So much for my prediction that there would be scarcely any change in the US Senate! I gave too much weight to all those claims that it was getting harder and harder to unseat an incumbent. Pollster Jay Cost, in an article engagingly entitled
"Why I jumped the shark" says,
Theoretically, the mistake I made here was to presume that the incumbency advantage that obviously exists (this year's incumbency reelection rate is still about 95.2%) is automatic. Incumbents are in a good position to insulate themselves. But they are not automatically insulated. They must actually do the insulating.
For America, that's cool.

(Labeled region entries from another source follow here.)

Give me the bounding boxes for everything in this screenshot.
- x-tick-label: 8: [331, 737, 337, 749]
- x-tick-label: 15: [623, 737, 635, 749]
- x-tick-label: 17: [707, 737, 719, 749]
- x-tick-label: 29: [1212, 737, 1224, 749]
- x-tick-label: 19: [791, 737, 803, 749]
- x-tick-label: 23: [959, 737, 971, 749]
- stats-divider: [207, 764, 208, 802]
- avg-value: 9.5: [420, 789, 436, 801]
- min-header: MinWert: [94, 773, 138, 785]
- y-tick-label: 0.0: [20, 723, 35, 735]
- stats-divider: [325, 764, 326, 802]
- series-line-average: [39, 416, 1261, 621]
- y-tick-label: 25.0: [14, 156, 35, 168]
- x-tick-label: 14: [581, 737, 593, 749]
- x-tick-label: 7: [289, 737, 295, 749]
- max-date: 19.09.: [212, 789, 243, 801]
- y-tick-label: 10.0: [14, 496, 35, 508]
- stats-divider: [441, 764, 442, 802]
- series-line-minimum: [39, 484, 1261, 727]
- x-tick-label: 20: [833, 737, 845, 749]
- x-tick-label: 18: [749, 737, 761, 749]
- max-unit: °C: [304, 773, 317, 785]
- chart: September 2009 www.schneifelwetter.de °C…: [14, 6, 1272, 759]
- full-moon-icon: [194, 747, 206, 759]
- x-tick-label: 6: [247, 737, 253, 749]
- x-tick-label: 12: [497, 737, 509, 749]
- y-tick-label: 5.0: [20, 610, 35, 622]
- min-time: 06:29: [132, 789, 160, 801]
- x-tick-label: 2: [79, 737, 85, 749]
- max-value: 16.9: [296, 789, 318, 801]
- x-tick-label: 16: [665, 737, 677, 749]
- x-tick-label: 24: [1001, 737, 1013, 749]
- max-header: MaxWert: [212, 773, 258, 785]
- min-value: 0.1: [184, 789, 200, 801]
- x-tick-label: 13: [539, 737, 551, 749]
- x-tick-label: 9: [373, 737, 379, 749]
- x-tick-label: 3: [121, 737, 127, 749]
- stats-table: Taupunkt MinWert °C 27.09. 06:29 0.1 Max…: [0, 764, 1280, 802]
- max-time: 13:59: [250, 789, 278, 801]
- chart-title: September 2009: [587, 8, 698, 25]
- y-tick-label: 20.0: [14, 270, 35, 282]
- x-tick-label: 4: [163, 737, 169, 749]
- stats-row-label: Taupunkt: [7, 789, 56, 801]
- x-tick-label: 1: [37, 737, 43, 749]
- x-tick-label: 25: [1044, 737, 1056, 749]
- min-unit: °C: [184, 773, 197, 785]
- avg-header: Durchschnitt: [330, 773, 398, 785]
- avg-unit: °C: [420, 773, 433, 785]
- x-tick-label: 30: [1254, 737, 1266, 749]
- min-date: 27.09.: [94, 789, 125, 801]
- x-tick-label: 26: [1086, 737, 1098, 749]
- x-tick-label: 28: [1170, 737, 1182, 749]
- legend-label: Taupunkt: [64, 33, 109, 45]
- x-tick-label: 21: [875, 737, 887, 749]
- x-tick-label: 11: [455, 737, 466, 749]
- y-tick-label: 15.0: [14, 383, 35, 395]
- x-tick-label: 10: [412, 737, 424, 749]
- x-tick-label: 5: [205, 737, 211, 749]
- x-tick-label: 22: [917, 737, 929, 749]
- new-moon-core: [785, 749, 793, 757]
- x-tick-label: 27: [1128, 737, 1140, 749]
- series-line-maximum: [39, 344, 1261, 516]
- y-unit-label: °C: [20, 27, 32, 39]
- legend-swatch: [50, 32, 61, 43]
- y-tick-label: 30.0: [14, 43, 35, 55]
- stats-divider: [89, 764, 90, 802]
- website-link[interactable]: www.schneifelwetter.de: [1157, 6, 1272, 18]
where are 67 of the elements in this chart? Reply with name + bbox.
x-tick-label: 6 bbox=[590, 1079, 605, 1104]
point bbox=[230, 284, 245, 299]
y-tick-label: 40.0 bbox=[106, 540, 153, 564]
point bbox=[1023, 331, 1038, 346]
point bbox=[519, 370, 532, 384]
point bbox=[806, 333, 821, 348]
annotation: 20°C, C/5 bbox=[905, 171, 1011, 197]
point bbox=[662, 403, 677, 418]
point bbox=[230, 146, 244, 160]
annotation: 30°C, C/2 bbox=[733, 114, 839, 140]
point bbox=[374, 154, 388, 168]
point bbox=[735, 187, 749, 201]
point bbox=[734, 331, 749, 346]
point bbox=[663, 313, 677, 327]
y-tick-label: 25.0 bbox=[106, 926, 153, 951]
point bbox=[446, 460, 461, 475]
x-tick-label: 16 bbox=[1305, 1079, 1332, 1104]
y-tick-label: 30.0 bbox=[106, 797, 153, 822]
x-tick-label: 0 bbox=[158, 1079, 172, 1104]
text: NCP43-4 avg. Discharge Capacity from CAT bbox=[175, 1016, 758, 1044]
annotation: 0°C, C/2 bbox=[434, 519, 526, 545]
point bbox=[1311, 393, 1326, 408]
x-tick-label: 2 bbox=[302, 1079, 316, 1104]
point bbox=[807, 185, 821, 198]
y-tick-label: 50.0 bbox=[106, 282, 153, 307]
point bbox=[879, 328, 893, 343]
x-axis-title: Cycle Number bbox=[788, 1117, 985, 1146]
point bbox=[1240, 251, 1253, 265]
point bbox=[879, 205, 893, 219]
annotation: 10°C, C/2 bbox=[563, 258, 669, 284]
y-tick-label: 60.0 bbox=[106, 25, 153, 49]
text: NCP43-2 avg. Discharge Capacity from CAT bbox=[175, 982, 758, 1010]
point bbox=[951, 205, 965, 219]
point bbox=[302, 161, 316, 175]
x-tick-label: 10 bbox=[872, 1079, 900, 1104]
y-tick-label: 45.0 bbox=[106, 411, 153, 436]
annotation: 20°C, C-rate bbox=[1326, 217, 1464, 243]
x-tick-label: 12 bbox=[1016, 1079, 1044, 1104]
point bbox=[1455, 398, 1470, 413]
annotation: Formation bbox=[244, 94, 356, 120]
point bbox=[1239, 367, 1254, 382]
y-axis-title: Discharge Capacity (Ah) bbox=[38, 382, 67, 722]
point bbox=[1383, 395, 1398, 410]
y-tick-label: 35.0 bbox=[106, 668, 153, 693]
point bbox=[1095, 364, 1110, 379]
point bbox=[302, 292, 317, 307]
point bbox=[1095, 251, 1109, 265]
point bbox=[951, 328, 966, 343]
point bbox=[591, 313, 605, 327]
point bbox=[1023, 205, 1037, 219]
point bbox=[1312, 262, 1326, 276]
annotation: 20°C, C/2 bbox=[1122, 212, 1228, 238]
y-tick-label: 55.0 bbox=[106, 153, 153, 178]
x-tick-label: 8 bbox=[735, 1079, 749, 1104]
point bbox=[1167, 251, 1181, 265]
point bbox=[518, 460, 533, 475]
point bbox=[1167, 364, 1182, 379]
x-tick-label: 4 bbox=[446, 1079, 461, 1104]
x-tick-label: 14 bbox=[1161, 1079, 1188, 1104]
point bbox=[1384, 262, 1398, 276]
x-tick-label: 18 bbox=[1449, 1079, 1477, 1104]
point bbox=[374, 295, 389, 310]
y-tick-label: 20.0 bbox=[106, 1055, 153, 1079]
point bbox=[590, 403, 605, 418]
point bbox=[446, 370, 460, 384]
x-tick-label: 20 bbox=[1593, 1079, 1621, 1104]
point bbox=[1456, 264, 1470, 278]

While the specific policies the Democrats will now foster over there are mostly bad, incumbents
ought to run scared.
For the rest of the world, Iraq in particular... pity.
Pity is both a noun and a verb in the imperative mood.
Via Clive Davies, I found this depressing prediction from Frederick Kagan of the likely results of a withdrawal from Iraq.
Snappier version by Daryl Herbert in the Volokh comments:
The disaster that would follow an American pullout--collaborators would be tortured/murdered on a massive scale and no one would ever cooperate with Americans again--would be a tremendous benefit to al-Qaeda. America would never again be taken seriously in the Middle East or elsewhere as more than a tornado: we can temporarily pass through and smash anything that's out in the open, but in short order we're gone.
Liberalism would be discredited among Arabs. It would be seen as a great way to get killed: best case scenario, if your political movement succeeds, the liberal conditions you create will be fertile ground for a terrorist insurgency.
I don't despair. Perhaps
the horse will learn to sing. But I can't help remembering that the irrepressible thief who said that was under a suspended sentence of death.